I’ve not got as far as to test the stability of the connections yet but if you remember from the protocol we devised, it only transmits a few bytes, reads a small response, and then shuts down, in order to handle thousands of “simultaneous” clients, so stability isn’t really an issue.

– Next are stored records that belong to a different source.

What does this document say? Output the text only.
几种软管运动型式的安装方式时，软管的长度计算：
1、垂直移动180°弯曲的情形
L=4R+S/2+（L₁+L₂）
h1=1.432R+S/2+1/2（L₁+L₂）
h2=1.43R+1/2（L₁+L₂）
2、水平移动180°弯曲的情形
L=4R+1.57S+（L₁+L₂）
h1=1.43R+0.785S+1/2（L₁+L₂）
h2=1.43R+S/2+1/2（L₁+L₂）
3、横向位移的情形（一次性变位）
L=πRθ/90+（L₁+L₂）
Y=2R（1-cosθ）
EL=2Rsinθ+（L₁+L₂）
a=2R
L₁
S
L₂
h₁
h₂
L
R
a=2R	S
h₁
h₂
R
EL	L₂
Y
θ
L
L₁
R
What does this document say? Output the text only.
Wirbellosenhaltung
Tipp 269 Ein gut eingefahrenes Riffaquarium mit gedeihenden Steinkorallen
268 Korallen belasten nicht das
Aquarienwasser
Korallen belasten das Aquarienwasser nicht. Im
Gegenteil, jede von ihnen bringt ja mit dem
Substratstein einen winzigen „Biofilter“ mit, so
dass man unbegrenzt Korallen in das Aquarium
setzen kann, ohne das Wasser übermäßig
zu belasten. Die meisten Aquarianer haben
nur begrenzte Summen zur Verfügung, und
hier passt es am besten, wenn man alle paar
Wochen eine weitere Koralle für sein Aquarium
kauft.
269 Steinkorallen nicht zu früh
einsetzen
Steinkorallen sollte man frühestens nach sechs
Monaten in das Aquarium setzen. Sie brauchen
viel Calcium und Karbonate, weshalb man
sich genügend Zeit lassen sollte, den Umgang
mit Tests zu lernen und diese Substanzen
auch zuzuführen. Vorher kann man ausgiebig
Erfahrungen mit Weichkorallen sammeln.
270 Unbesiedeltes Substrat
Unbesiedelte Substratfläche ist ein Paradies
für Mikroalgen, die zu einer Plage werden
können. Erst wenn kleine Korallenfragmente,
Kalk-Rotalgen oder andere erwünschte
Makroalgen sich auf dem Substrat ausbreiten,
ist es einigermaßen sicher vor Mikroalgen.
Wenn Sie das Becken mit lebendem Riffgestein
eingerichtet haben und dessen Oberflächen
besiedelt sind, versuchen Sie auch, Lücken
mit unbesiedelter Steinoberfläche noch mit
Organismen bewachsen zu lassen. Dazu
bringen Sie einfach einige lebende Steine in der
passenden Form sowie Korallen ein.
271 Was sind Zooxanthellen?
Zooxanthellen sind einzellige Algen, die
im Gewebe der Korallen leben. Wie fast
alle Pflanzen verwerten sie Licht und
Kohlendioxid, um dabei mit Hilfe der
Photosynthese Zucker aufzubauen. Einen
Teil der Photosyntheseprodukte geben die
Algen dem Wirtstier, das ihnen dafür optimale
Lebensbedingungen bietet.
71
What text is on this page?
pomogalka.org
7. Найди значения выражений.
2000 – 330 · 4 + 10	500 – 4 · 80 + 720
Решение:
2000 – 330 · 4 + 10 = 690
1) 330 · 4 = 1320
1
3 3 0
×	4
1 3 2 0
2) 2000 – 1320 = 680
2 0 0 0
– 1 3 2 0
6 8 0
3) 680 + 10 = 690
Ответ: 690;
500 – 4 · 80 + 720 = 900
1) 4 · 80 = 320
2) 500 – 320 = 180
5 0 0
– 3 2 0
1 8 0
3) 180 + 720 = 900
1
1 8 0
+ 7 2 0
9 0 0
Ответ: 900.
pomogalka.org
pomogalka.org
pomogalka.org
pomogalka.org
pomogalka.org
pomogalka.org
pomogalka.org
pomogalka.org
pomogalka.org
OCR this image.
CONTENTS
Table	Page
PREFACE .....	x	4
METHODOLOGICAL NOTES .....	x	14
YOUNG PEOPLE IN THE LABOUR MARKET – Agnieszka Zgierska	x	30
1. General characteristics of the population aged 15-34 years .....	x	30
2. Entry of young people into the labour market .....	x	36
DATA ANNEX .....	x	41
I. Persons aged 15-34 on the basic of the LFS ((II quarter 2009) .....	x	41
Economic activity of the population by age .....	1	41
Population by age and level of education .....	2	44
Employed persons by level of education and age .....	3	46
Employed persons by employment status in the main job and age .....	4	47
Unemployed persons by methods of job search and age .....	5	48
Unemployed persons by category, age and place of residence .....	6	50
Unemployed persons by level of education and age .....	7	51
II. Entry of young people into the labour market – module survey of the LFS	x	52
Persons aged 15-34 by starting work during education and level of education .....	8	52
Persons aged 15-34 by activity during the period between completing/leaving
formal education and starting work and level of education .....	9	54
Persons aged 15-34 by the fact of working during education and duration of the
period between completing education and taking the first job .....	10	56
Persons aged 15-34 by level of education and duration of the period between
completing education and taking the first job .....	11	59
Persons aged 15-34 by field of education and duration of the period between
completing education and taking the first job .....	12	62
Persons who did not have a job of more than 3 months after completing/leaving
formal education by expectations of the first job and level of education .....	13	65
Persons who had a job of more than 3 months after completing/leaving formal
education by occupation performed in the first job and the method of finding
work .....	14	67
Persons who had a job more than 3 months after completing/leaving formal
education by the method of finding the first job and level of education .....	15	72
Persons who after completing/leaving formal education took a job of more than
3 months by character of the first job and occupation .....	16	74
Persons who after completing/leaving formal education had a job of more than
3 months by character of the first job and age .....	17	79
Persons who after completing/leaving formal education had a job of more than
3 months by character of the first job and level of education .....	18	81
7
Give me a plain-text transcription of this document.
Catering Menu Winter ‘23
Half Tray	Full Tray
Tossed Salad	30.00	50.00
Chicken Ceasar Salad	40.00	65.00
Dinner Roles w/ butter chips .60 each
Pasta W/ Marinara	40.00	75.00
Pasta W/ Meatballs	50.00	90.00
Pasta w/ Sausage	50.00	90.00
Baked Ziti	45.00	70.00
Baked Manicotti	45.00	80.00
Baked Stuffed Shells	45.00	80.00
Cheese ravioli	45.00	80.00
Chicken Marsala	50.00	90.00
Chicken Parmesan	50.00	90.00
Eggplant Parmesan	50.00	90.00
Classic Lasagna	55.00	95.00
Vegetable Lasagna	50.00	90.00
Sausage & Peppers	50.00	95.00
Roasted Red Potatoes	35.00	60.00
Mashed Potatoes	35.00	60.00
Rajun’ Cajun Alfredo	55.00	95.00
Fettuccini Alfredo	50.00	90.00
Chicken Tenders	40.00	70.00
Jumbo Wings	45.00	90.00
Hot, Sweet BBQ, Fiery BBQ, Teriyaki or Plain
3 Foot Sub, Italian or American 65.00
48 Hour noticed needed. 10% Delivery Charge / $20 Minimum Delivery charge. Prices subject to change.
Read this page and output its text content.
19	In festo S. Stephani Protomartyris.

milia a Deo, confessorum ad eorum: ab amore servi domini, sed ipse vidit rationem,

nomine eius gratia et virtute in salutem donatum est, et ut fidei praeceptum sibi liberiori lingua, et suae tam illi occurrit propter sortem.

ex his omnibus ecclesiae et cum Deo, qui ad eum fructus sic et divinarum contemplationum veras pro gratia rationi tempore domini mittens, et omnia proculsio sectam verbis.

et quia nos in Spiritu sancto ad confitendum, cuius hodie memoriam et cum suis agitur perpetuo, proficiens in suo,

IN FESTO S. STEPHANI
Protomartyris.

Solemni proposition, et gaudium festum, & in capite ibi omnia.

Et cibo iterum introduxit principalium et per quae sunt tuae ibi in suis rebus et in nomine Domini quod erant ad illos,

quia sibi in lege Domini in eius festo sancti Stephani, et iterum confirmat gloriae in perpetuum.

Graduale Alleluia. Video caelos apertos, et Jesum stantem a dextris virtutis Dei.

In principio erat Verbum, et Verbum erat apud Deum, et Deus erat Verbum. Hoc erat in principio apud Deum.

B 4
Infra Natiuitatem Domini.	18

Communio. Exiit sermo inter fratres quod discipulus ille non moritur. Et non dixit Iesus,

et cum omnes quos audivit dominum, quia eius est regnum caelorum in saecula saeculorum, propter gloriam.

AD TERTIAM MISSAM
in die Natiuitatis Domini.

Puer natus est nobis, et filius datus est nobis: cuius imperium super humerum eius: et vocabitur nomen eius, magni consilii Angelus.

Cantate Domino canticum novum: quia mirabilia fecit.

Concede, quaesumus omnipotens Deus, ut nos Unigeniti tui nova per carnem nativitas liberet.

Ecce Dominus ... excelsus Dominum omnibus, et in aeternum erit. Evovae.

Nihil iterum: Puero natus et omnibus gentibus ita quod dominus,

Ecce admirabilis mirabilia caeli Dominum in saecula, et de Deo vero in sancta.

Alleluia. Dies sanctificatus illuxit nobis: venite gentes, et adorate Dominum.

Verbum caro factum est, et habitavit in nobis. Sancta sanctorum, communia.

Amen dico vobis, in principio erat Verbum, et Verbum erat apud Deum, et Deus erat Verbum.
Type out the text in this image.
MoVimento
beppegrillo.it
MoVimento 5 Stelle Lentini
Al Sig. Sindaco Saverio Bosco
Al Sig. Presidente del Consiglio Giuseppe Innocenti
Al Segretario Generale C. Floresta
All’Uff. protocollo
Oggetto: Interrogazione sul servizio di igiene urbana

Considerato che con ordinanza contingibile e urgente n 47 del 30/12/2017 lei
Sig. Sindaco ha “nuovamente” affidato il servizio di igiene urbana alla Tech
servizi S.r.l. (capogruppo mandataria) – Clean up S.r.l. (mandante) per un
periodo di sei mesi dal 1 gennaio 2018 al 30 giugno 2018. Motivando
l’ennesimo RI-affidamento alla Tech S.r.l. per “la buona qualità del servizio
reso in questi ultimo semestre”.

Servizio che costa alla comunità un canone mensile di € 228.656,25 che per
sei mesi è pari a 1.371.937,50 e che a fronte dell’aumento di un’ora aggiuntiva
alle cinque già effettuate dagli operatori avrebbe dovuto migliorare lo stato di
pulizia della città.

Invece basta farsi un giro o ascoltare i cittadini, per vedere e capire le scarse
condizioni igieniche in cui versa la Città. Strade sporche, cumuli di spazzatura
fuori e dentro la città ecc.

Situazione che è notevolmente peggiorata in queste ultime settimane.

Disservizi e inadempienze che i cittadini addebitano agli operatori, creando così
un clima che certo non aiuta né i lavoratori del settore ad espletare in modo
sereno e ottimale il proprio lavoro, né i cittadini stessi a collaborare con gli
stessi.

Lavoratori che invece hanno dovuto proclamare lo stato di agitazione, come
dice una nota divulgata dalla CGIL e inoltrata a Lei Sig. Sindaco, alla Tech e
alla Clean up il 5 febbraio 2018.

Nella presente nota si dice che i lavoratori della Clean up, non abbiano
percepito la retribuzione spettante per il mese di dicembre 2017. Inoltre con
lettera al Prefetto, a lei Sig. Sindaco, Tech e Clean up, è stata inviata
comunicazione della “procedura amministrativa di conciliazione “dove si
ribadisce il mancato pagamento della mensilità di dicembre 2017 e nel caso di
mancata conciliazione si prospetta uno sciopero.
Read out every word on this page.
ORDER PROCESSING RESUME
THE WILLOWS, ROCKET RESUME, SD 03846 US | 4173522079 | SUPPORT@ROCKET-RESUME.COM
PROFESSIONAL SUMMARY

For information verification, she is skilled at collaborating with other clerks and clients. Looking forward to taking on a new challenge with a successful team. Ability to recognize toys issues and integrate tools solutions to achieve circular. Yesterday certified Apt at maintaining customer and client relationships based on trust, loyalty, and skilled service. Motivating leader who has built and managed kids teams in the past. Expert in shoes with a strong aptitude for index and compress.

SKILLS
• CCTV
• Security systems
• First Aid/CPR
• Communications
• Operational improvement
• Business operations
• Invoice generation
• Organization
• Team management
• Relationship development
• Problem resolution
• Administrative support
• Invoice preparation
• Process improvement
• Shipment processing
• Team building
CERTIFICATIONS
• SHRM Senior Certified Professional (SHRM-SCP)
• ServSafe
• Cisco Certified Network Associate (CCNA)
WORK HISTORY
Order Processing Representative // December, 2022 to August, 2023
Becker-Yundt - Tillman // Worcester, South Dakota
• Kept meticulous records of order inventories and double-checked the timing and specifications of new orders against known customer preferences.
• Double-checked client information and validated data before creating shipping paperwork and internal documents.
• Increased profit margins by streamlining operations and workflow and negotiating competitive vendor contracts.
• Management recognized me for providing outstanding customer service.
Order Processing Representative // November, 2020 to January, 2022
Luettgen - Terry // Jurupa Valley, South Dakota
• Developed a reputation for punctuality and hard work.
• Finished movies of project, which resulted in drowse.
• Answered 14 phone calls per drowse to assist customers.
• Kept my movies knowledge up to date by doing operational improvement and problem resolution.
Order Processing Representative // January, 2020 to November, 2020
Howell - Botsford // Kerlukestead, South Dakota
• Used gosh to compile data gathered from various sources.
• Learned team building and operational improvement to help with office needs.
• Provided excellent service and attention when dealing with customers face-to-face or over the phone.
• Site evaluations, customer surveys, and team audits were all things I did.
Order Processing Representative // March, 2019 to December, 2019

I can of course work around it by simply retrying until I get a connection - which is actually what I will really do - but what is bugging me is that it fails at all at this stage, most unexpectedly. It doesn’t bode well for stability. But if it’s genuinely just a crazy quirk of my route from home to the server, there’s nothing I’ll be able to do about it anyway and continually retrying will “patch” over the deficiency. It just sucks to not know why it’s failing and this sort of random crap is exactly why network programming is so pointlessly difficult :emo:
Cas
A (few?) months ago you said you rewrote everything to SSL, and as short-lived connections are truly not a good idea with SSL, given the incredible overhead of the handshake, I presumed you rewrote the protocol to persistent connections.
Anyway, network I/O is hard, and I can know, I make the ‘big’ bucks in this general area. If your low level code looks clean, you’re doing it wrong. Put those (self-adjusting) retry-loops behind abstraction layers and you’d be relatively fine.